Dios pasa por el sepulcro, reposa sobre una losa, conoce la oscuridad del fin del hombre cuyo origen está en mismo primer pecado. Y Dios se asocia al hombre experimentando su caducidad, su finitud, su término. Más hay algo que Jesús no experimentó: las horas que pasó en el sepulcro, y es que no conoció la corrupción corporal, mientras que nosotros sí la padeceremos.

Como Hijo de Dios no conoció esa parte de su humanidad desaparecida tras su muerte, como tampoco fue igual a nosotros en el pecado. Dios también hará algo semejante después con la Santísima Virgen. El Padre ‘’No permitió a su fiel conocer la corrupción’’. Pero lo que nos interesa es que ese cuerpo frío e inerte recobró toda su vitalidad. Y lo hizo en esta noche. Hasta los mismos romanos habían entendido mejor las predicaciones de Jesús que los suyos, por eso mandaron poner guardia al sepulcro para que no pudieran deshacerse del cadáver y decir luego que había resucitado.

Bendita noche en que nuestro Salvador rompió las cadenas que lo ataban, no permitió que la muerte tuviera poder sobre él, venció a la muerte que llegó por el pecado, una vez para siempre.
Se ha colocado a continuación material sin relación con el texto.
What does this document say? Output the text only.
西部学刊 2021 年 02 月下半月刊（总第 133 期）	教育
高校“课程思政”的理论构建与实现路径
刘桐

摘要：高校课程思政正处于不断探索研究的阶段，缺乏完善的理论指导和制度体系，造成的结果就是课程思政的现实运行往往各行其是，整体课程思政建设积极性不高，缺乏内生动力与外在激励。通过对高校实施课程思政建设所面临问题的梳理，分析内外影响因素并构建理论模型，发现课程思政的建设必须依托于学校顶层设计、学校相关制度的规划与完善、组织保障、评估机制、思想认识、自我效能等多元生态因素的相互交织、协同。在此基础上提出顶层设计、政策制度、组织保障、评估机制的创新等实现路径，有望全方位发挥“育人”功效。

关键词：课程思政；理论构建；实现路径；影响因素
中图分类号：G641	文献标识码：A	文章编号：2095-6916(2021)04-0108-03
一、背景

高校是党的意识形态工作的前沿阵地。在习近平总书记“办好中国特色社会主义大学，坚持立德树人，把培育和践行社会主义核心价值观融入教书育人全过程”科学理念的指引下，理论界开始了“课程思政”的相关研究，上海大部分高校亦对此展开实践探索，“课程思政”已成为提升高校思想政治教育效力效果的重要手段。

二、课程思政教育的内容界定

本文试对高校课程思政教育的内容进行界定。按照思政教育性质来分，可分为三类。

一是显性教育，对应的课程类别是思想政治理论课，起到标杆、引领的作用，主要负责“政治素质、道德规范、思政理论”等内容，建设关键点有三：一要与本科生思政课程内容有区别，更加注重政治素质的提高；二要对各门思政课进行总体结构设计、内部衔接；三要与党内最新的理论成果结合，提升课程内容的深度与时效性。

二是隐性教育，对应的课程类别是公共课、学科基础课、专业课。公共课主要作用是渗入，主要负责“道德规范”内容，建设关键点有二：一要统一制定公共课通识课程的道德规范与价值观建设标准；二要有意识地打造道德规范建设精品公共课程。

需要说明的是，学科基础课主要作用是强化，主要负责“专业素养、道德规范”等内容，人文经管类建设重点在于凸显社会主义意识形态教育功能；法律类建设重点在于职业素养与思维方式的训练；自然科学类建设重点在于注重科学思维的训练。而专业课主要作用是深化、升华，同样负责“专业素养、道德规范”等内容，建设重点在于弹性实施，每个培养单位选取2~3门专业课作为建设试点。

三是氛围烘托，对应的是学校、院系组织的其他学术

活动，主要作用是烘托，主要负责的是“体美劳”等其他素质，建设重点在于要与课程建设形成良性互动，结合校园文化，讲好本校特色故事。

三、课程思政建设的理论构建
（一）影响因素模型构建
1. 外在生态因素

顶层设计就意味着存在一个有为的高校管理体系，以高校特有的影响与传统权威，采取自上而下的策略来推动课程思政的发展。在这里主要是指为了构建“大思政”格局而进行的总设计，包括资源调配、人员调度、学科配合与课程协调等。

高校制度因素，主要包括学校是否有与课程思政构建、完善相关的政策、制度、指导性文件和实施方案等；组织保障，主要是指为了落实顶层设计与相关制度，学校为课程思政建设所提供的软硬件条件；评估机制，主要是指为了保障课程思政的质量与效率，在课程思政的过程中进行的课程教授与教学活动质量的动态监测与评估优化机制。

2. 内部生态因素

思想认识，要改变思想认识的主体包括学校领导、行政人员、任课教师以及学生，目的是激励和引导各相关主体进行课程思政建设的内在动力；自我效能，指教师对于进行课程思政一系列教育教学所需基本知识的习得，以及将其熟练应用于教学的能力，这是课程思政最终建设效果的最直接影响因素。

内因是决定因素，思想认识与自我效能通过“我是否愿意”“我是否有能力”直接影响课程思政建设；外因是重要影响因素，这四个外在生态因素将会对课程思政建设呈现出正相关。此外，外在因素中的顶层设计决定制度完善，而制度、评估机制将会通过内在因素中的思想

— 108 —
La muerte ya no tiene poder sobre Él, pues ese corazón traspasado por la lanza se paró, pero hoy ha vuelto a latir para no detenerse ya nunca más.

Bautismo – muerte – Resurrección

La celebración de la Vigilia Pascual es, además del corazón litúrgico de todo el calendario cristiano, el momento en que catecúmenos de todo el mundo se incorporan a la vida nueva con Cristo a través del Sacramento del Bautismo.

La Pascua y el Bautismo están unidas intrínsecamente; los que ya estamos bautizados renovamos las promesas de nuestro bautismo y junto a los neófitos celebramos ya como nueva familia el gozo de ser hijos de Dios de estar asociados a la gloria de Cristo, de ser conscientes que si con Él morimos, con Él vivimos, con Él reinamos... Nacemos del agua y del Espíritu para poder ser comensales del Reino de los Cielo como lo pidió el Señor.

El agua que mojó nuestras cabezas el día de nuestro bautismo, ese mismo agua que hoy el sacerdote bendice solemnemente, no nos lleva a pensar sólo en aquel bautismo de Jesús en el Jordán; vayamos más allá y veamos más bien el agua del costado del Crucificado, el agua que con su muerte regó la tierra junto a la sangre, pues ahí nace todo -Iglesia, Sacramentos, vida nueva-. Estamos purificados del pecado original pues como los justos del Apocalipsis, nuestras almas han sido lavadas en la sangre del cordero; es decir, hemos sido adheridos a Cristo por el agua bautismal.

El bautismo nos libera del yugo del pecado al igual que la resurrección del Señor fue la victoria sobre el pecado y la muerte; ¿puede haber por tanto mejor momento para celebrar el sacramento del bautismo que hoy?.

Nuestra andadura de cristianos pasa por el agua bautismal haciendo nuestras las enseñanzas de San Pablo: "Fuimos, pues, con Él sepultados por el bautismo en la muerte, a fin de que, al igual que Cristo fue resucitado de entre los muertos por medio de la gloria del Padre, así también nosotros andemos en una vida nueva".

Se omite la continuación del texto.